Yukarıda bahsi geçen konuşma, bundan 3 4 ay önce, Beyza ablamla yaptığımız muhabbetten bir kesit. Durum anlaşılacağı üzere Ali; yani ben, yine ve asla yılmadan dilini tutamamış, büyük lokma yemeğini bölüşecek kadar cömert ancak büyük konuşmayı kimseyle paylaşmayacak kadar da bencil bir tavırla, söylemlerini dillendirmekten hiç vazgeçmemiştim.


Bir gün bu söylemimle karşılaşacağımı biliyordum çünkü edindiğim tecrübe değil gelenek haline gelen bir yaşam biçimiydi. Ben farkında olmadan büyük konuşurum, konuşmam biter bitmez yüzüme güleç bir tebessüm gelir ve gerçekleşmesi için beklerim.. Bazen gerçekleşmesi için göz açıp kapatmak gerekir bazen biraz daha vakit alır ama elinde sonunda iddiamdan vurulurum ben..
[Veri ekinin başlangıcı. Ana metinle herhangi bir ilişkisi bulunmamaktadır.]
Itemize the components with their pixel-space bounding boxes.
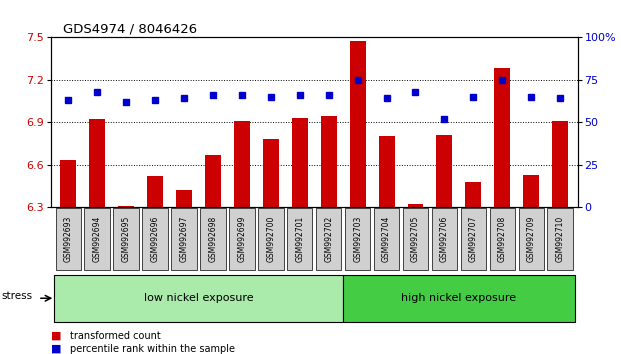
Bar <box>263 139 279 207</box>
Text: percentile rank within the sample: percentile rank within the sample <box>70 344 235 354</box>
Text: GSM992699: GSM992699 <box>237 216 247 262</box>
Text: GSM992696: GSM992696 <box>150 216 160 262</box>
Bar <box>176 190 192 207</box>
Bar <box>89 119 105 207</box>
Bar <box>147 176 163 207</box>
FancyBboxPatch shape <box>519 208 544 270</box>
Bar <box>320 116 337 207</box>
Bar <box>437 135 452 207</box>
FancyBboxPatch shape <box>114 208 139 270</box>
FancyBboxPatch shape <box>345 208 370 270</box>
Text: transformed count: transformed count <box>70 331 160 341</box>
Text: GSM992693: GSM992693 <box>64 216 73 262</box>
FancyBboxPatch shape <box>258 208 284 270</box>
FancyBboxPatch shape <box>548 208 573 270</box>
FancyBboxPatch shape <box>200 208 225 270</box>
FancyBboxPatch shape <box>403 208 428 270</box>
Text: GSM992705: GSM992705 <box>411 216 420 262</box>
FancyBboxPatch shape <box>55 208 81 270</box>
Bar <box>350 41 366 207</box>
Text: ■: ■ <box>51 331 61 341</box>
Text: GSM992708: GSM992708 <box>498 216 507 262</box>
Bar <box>60 160 76 207</box>
Text: GSM992710: GSM992710 <box>556 216 564 262</box>
FancyBboxPatch shape <box>287 208 312 270</box>
Bar <box>118 206 134 207</box>
Text: GSM992697: GSM992697 <box>179 216 189 262</box>
Bar <box>524 175 539 207</box>
Text: GDS4974 / 8046426: GDS4974 / 8046426 <box>63 22 197 35</box>
FancyBboxPatch shape <box>84 208 110 270</box>
Text: GSM992707: GSM992707 <box>469 216 478 262</box>
FancyBboxPatch shape <box>489 208 515 270</box>
Bar <box>379 136 394 207</box>
Text: GSM992709: GSM992709 <box>527 216 536 262</box>
Text: low nickel exposure: low nickel exposure <box>143 293 253 303</box>
FancyBboxPatch shape <box>229 208 255 270</box>
Text: GSM992703: GSM992703 <box>353 216 362 262</box>
Text: GSM992706: GSM992706 <box>440 216 449 262</box>
Bar <box>292 118 308 207</box>
FancyBboxPatch shape <box>343 275 574 322</box>
Bar <box>494 68 510 207</box>
Text: GSM992695: GSM992695 <box>122 216 130 262</box>
Bar <box>465 182 481 207</box>
Bar <box>205 155 221 207</box>
FancyBboxPatch shape <box>374 208 399 270</box>
FancyBboxPatch shape <box>461 208 486 270</box>
Text: GSM992702: GSM992702 <box>324 216 333 262</box>
FancyBboxPatch shape <box>54 275 343 322</box>
Bar <box>552 121 568 207</box>
Bar <box>234 121 250 207</box>
Bar <box>407 204 424 207</box>
Text: stress: stress <box>2 291 33 301</box>
Text: GSM992704: GSM992704 <box>382 216 391 262</box>
Text: GSM992701: GSM992701 <box>295 216 304 262</box>
Text: ■: ■ <box>51 344 61 354</box>
FancyBboxPatch shape <box>432 208 457 270</box>
Text: GSM992700: GSM992700 <box>266 216 275 262</box>
FancyBboxPatch shape <box>171 208 197 270</box>
FancyBboxPatch shape <box>316 208 342 270</box>
Text: GSM992694: GSM992694 <box>93 216 102 262</box>
Text: GSM992698: GSM992698 <box>209 216 217 262</box>
FancyBboxPatch shape <box>142 208 168 270</box>
Text: high nickel exposure: high nickel exposure <box>401 293 517 303</box>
Çekilişlerden ümidimi kestim demiştim ya tam o sırada lisedeyken yaptığımız, her ne hikmetse her defasında istediğimiz kişiye çıktığımız çekilişler geldi aklıma. Amaç zaten bu heyecanı yaşamak değil miydi? Varsın iki kişinin katıldığı bir çekilişte birbirimize çıkalım diyerek bir teklifte bulundum. Birbirimize hediye olarak alınmasını istediğimiz kitapları söyleyip okuduktan sonra, hediye edecektik.


Zevkine güvendiğim için ben bir istekte bulunmadım. Hediye olacak olan her neyse güzel olacağından emindim çünkü. Onun isteğini sorunca da olan oldu zaten. Gelen cevabı tahmin ediyorsunuzdur, yazarı Orhan Pamuk olan Masumiyet apartmanı.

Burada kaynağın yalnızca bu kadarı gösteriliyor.